Meta-analytic research of the C-SPAN survey data has shown that crisis leadership is a strong predictor, perhaps the single strongest, of overall leadership effectiveness. Analysis identified five key traits that best predict effective crisis leadership:
- Decisiveness: The courage to act swiftly and persistently, especially under pressure.
- Ethics / Integrity: Leading with honesty and moral clarity, which builds trust.
- Communication: Transparent, timely, and truthful messaging during uncertainty (sometimes referred to as the 3 Ts of crisis communications).
- Building Supportive Relationships: Fostering collaboration, empathy, and mutual support.
- Positive Vision: Offering a hopeful, future-oriented perspective that transcends the crisis.
These traits were first postulated by Everly, Strouse, and Everly in their text Resilient Leadership. Later, Everly & Athey expanded the analysis in their book Leading Beyond Crisis which consisted of analyses of presidential performance during adversity using C-SPAN’s leadership surveys as a proxy for broader leadership dynamics while analyzing the amazingly few prime exemplars of effective leadership during the COVID-19 pandemic. Leaders who excelled in crisis tended to:
- Inspire confidence and order amid chaos.
- Mobilize communities and organizations toward recovery and growth.
- Enjoy greater growth and prosperity in the wake of adversity.
- Leave lasting legacies of resilience and transformation.

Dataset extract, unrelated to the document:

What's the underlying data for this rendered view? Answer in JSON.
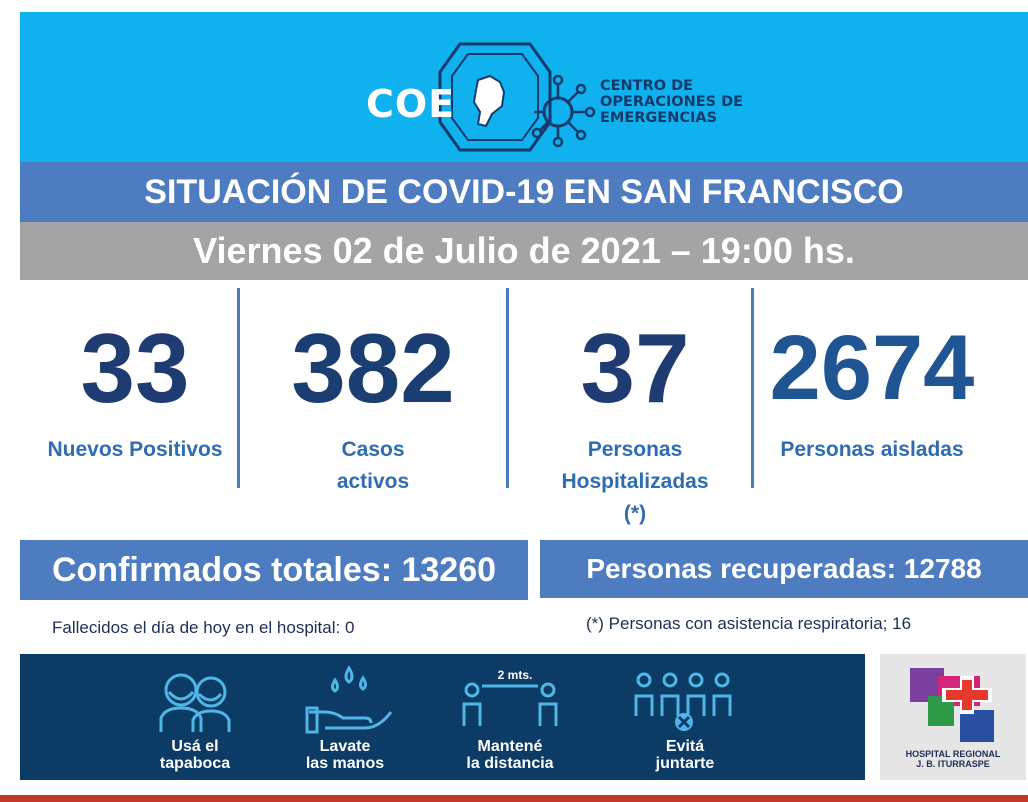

The most important decisions that will ever be made whether personally, organizationally, or societally will likely be made in times of crisis. While there exist hundreds of classes on traditional leadership, there exist but a handful on resilience-focused crisis leadership. Until this trend changes, we are likely to experience a Groundhog Day-like future. Indeed, if we do not study the past to inform how we will actively shape our future, we will be relegated to simply enduring a future dictated by the crisis Du Jour.